Are we having fun learning yet?
09/07/2012 08:56 ● Published by Rick McGarry
By Marie Brucker, Vice President for Chapters at Michigan Association for Gifted Children
Your youngster back in school and they are excited about learning—or are they? The curriculum prescribed by the state is driven by the need to do well on the MEAPS. The method by which material is presented is not always a good match with everyone’s learning style.
Some children are good in all subjects, while others show talent and creativity in ways that are not taught or graded in school. When there is a mismatch of teaching and learning styles, children may respond by acting out, withdrawing, or releasing their frustration when they come home. Some will even truly feel too sick to go to school.
As your child’s first teacher, this may be new behavior you as a parent never observed prior to school. You know your child, so when they were at home you discovered and provided the types of activities which kept your child interested and involved. As school starts again, observe your child’s social and emotional behavior as well as their academic progress. Communication and active listening is the key in providing a safe haven and stimulating environment for your child. You may also need to continue to be a source of stimulating activities to make a not-so-stimulating day bearable.
For starters, have your child help you select a 3-ring binder to keep a notebook of school papers. Every week, sit together with your child to go through the notebook. Talk about what your child recalls. Was it quality work? What would they do differently? Do they have constructive ideas to make the work more interesting and challenging? Help your child in negotiating changes for himself.
Then, contimue to enrich your child’s life by introducing them to a wide variety of experiences. What was your child doing to amuse and interest himself before there was school? How can you broaden or enhance these skills? Help your child to continue these if appropriate, adjusting to their new time schedule. Keep it fun!
Take trips to museums, zoos parks—many of which offer hands-on learning.
Visit the local teacher’s store like Parent-Teacher Tech in Brighton.
Play games together that involve thinking and strategy like Rummikub, Set, Mathematics Pentathlon, chess.
Subscribe to intriguing magazines like Cricket, Lady Bug, Games, Discovery, National Geographic series for kids, Highlights, Science.
Borrow books from the library, some for your child to read, and some for your family to read out loud together.
Plan a trip together developing map skills, journaling, researching and a presentation to a grandparent upon return!
Take your child to a variety of concerts, theaters and plays. The local ones are often as high quality as the more expensive city versions.
Enroll your child in special classes or camps. When others share their interests or think like them, they are more likely to work hard to increase their skills. Let them see how excited they can be when they are really learning! Sponsor a club at your child’s school for his favorite interest.
Getting a taste of various creative and intellectual pursuits helps children to expand their interests and become more well rounded. They learn to take risks in trying something new. A child never knows they can dance or swim or play the violin until they give it a try.

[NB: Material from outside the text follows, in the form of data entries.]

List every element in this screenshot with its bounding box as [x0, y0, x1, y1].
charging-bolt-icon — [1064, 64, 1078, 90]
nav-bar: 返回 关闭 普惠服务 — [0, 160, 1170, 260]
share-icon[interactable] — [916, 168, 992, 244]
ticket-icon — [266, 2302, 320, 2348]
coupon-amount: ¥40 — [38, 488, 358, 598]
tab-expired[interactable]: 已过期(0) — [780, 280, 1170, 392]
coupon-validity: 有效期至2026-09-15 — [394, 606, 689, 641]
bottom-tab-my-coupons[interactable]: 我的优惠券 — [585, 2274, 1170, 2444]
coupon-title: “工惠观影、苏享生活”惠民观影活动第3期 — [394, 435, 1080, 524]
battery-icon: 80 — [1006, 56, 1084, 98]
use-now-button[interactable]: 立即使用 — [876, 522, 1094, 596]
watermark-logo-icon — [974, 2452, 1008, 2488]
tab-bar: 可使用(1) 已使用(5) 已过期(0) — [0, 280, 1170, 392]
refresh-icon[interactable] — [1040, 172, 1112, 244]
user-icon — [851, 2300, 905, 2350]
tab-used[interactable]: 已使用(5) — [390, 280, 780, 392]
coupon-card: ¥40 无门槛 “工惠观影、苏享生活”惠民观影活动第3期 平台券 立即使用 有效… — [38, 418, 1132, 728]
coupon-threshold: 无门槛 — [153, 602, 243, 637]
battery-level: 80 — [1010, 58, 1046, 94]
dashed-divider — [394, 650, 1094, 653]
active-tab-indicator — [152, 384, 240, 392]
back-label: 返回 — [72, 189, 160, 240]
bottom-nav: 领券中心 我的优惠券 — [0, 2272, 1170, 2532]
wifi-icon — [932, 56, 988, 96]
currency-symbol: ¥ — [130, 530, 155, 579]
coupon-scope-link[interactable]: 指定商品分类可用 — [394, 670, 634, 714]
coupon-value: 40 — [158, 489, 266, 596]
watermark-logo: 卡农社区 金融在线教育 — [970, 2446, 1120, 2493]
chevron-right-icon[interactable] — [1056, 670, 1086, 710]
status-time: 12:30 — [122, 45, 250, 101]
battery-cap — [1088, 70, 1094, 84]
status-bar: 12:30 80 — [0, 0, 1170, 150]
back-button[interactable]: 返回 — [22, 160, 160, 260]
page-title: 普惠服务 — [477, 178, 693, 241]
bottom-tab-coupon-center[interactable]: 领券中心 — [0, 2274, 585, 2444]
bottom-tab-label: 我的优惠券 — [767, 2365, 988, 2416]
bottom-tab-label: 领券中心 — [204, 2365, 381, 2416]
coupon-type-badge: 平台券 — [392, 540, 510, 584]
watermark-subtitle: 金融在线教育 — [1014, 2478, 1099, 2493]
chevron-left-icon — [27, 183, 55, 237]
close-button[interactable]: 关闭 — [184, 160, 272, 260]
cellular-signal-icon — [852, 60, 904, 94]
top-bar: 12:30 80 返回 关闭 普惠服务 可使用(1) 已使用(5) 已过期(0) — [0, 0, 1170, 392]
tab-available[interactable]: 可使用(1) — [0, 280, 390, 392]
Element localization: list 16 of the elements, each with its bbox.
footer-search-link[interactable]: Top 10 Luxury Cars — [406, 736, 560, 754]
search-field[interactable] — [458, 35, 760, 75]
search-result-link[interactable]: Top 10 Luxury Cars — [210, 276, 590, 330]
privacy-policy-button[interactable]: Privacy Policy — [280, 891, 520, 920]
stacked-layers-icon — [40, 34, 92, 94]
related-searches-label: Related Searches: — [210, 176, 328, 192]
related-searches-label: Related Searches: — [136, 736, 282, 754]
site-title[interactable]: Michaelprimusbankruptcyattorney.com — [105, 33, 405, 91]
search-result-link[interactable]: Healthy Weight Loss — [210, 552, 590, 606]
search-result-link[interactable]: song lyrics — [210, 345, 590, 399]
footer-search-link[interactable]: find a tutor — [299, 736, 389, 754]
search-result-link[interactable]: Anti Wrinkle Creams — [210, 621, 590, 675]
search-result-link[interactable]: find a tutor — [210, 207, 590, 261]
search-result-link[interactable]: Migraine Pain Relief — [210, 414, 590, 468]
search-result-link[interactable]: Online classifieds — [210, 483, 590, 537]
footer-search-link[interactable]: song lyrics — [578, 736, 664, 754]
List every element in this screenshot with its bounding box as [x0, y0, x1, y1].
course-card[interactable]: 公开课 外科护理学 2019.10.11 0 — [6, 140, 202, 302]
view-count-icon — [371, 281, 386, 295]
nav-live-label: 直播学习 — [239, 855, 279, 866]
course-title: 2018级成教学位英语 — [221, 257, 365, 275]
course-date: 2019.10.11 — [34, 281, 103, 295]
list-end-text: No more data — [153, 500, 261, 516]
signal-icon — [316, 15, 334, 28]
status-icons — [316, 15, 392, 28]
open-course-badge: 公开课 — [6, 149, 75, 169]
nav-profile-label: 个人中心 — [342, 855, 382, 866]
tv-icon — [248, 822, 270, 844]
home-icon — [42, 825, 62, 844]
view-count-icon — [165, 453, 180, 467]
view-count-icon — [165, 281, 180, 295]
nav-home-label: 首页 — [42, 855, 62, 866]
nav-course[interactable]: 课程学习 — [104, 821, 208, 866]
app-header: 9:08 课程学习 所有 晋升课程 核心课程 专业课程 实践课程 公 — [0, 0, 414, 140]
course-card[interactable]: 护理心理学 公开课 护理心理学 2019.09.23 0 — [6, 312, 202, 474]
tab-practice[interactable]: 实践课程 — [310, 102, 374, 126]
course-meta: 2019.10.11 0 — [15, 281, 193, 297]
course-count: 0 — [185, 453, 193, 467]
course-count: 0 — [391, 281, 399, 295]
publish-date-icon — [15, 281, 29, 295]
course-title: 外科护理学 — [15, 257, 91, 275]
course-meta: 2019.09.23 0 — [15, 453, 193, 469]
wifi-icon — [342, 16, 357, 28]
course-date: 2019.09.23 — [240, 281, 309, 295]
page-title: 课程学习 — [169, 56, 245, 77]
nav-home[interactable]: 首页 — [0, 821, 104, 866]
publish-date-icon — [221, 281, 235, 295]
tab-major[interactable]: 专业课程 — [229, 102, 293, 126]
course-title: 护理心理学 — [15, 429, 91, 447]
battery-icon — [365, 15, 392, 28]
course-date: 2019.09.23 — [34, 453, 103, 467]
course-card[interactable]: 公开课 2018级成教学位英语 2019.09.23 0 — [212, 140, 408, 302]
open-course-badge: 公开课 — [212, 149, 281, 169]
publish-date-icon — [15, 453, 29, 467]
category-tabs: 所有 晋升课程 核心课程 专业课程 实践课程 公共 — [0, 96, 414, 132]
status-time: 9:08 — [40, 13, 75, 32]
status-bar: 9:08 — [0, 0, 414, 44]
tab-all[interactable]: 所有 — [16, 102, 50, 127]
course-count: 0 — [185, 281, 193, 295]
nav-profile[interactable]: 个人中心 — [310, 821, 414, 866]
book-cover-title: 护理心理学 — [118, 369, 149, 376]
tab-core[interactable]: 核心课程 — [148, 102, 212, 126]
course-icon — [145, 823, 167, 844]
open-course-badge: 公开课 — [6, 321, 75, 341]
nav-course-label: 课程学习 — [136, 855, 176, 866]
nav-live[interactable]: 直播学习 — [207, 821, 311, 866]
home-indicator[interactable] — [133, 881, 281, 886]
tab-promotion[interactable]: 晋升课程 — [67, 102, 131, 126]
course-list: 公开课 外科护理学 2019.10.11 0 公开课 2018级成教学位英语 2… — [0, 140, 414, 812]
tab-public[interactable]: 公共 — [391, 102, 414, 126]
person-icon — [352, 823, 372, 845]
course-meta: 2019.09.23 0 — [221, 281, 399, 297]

But be careful not to overbook your child. Tight time schedules do not make for happy people. There is a fine line between feeding their interests and force feeding their interests. Their happiness is a good gauge of this. This means they must have choices and opportunity to negotiate and renegotiate their schedules while still learning responsibility for their own decisions.
Potential means nothing in a starving environment—enrich your child’s life.